On Friday, Cele said 20 arrests had been made after the new wave of attacks, most of which were in Gauteng.

He said talks about troop deployment had involved the chief of the SANDF, Gen Solly Shoke, and the national police commissioner, Gen Khela Sitole. SANDF spokesperson Siphiwe Dlamini referred all questions to Cele's office.

Johan Burger, of the Institute of Security Studies (ISS), said the short-term deployment of troops was warranted given the seriousness of economic, security and diplomatic concerns.

“I am convinced that [this will give] the task team an opportunity to do their work and hopefully they can get to the heart of the problem and make the necessary arrests,” he said.

Lennox Mabaso, spokesperson for the KwaZulu-Natal premier's office, said a series of meetings about the road freight industry began on Friday and continued on Saturday.

“It would be premature to make any announcements before the outcome of Saturday's consultations,” said Mabaso.

This week, hundreds of protesters from the All Truck Drivers Forum and Allied SA (ATDFASA), the SA National Cargo Transport Drivers Association and the National Truck Drivers Federation teamed up with uMkhonto weSizwe Military Veterans (MKMVA) and marched through Durban calling for the removal of foreign drivers and vendors.

ATDFASA distanced itself from acts of violence but general secretary Sifiso Nyathi said many members had lost faith in the forum due to its inability to get the government to act.

“They don't trust us any more because after three years engaging with government and various others in the industry there has been no change,” says Nyathi.

“This issue is long overdue and the drivers are now angry, they decided to take the law into their own hands. While we don't agree with the methods of the torching of trucks and shooting of drivers, we support the plight of SA drivers who want employment.”

He said the forum's decision to protest alongside the MKMVA was not a political move. “MKMVA feel sympathy for the truck drivers. They have their own agenda with the ANC, I don't know what their needs are,” said Nyathi.

“We appreciate their help to force government and employers to comply. Government needs to intervene with the law, our war is with the employers. Some of our members are ANC, some are DA and others are EFF — so we do not carry a cap for any specific party.”

Nyathi said the forum had handed a list of 304 companies that employ foreigners to the National Bargaining Council for the Road Freight and Logistics Industry.

Bargaining council spokesperson Fikile Mchunu said the companies it represented employed 44,021 SA drivers and 6,756 foreigners.

“The issue of the employment of foreign nationals involves amendments to [legislation] which [the bargaining council] has no jurisdiction over. We, however, have been working with the departments of home affairs and employment and labour to assist with aligning [legislation],” said Mchunu.

Thulo Malti, a truck owner and driver, said his truck was one of five torched last Saturday between Sasolburg and Parys.
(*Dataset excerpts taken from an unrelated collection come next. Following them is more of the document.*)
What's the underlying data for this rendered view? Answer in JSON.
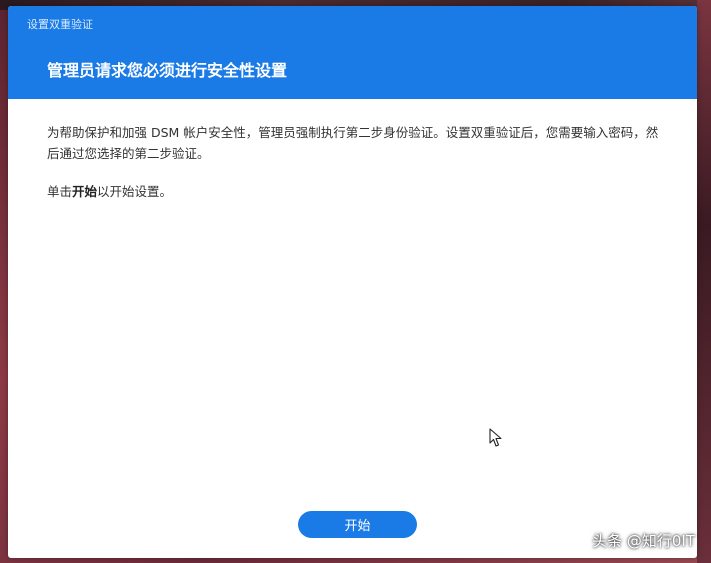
{
  "window": {
    "title": "设置双重验证"
  },
  "header": {
    "title": "管理员请求您必须进行安全性设置"
  },
  "content": {
    "paragraph1": "为帮助保护和加强 DSM 帐户安全性，管理员强制执行第二步身份验证。设置双重验证后，您需要输入密码，然后通过您选择的第二步验证。",
    "paragraph2_prefix": "单击",
    "paragraph2_bold": "开始",
    "paragraph2_suffix": "以开始设置。"
  },
  "footer": {
    "start_label": "开始"
  },
  "watermark": {
    "text": "头条 @知行0IT"
  },
  "colors": {
    "accent": "#1a7be6",
    "text": "#333333"
  }
}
“They used one truck to blockade the road and we came and stopped there and in less than five minutes I heard noise and my left door opened as bullets were fired,” he said. “I jumped off the truck and ran for my life. The next thing, I saw my truck in flames.”

Moffat Manyere of the Sadc Crossborder Drivers Association said those responsible for the violence were destroying the economy instead of building it.
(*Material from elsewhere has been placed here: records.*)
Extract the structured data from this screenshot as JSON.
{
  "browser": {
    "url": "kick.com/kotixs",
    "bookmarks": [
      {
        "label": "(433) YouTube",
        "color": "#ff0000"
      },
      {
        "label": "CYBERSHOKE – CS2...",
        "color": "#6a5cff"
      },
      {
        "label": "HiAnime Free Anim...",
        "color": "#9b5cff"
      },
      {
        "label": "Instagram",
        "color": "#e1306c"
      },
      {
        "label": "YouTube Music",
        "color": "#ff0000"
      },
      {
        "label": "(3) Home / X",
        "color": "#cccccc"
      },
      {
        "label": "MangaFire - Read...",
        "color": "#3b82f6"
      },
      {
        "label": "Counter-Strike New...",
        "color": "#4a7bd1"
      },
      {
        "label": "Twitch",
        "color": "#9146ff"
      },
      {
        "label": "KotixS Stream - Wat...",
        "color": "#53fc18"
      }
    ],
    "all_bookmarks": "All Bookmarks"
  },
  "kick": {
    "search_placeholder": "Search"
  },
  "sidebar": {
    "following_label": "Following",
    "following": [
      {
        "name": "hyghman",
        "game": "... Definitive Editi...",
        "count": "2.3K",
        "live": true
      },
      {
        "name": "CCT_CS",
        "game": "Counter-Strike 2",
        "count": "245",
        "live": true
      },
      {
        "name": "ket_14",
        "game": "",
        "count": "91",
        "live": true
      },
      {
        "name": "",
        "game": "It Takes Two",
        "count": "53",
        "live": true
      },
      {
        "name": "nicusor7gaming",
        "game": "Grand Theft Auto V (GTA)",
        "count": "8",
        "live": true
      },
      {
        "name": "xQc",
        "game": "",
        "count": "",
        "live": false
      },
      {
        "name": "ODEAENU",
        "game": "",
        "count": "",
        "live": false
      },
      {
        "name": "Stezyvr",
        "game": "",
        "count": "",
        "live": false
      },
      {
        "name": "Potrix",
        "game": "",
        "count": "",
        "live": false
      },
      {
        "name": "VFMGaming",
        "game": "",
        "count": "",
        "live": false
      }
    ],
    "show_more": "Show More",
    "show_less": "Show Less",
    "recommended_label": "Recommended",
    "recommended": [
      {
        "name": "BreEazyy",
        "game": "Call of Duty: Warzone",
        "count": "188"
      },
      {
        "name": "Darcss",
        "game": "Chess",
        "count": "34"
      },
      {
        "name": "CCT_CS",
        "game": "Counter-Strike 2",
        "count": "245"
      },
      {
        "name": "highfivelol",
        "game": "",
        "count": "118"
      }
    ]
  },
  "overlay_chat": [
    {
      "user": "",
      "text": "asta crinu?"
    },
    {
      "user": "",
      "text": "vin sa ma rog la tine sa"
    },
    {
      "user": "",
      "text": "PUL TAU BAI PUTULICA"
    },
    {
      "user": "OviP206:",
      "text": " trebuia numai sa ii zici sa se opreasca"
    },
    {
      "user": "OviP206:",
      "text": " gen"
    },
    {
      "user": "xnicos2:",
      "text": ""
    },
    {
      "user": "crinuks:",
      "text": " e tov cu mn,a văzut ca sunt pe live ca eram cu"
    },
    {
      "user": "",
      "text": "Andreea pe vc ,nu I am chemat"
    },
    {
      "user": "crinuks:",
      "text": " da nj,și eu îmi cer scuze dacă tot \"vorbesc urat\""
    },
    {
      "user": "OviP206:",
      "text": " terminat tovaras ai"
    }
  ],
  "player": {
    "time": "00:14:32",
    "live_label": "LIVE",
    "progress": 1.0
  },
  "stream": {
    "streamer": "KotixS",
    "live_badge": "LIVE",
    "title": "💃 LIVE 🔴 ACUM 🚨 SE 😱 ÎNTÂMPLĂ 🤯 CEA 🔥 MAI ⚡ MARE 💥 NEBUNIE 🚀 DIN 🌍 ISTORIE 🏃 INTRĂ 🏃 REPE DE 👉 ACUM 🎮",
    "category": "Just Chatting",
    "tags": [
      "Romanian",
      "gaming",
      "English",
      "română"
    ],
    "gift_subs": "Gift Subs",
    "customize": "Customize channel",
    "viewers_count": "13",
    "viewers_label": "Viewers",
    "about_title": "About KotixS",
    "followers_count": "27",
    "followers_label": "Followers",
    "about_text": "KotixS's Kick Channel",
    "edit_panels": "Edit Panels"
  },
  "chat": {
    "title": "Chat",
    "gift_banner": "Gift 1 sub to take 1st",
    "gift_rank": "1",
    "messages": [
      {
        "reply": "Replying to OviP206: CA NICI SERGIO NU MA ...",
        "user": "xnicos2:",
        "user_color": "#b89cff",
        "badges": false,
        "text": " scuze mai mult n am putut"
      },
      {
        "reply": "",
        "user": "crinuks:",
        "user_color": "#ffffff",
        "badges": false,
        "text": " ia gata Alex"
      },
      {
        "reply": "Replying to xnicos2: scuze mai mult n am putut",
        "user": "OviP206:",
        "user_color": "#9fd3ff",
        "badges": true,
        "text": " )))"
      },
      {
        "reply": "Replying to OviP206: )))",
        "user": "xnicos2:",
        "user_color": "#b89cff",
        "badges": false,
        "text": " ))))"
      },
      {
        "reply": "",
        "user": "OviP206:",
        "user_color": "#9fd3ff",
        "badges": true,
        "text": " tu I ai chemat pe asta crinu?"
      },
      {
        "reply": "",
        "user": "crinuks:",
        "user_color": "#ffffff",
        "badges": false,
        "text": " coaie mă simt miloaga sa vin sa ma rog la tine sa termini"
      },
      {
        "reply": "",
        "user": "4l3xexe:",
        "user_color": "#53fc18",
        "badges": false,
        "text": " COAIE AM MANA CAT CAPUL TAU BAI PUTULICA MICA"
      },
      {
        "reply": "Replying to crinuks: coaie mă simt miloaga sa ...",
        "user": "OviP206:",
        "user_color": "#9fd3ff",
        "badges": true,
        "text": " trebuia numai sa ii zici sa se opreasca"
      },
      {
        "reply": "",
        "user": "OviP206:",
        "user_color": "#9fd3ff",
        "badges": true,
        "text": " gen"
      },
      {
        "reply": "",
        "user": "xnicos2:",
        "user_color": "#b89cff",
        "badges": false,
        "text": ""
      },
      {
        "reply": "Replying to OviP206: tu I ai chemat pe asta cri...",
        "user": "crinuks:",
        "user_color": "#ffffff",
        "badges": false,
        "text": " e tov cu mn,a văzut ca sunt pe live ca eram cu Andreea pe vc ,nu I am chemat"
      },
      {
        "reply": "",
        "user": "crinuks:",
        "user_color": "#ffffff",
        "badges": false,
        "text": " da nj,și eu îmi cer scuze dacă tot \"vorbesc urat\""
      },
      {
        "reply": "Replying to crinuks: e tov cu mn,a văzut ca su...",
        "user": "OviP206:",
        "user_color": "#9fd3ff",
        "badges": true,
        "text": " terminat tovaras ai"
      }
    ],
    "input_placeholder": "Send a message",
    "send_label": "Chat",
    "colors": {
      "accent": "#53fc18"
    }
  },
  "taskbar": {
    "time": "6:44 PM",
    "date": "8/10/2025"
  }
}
“If it's unemployed citizens burning trucks, what are they going to drive after burning down the trucks? Why are they not going to the companies that employ foreigners instead of blocking the N3?” he said.

Road Freight Association CEO Gavin Kelly welcomed Ramaphosa's intervention. “We look forward to the return of calm and stability, that the solutions will be implemented and that every driver can safely perform their tasks wherever and whenever they may find themselves on the road.”

In a statement on Thursday the interministerial task team said the labour matter was complex “as we have truck drivers that are in possession of valid documents and legally in the country, and those that are undocumented and irregular”.

In July eight men, were sentenced to an R8,000 fine or eight months' imprisonment after protest action to prevent trucks entering the port of Durban in 2019. Police said at the time of their arrests the men were wearing ATDFASA regalia.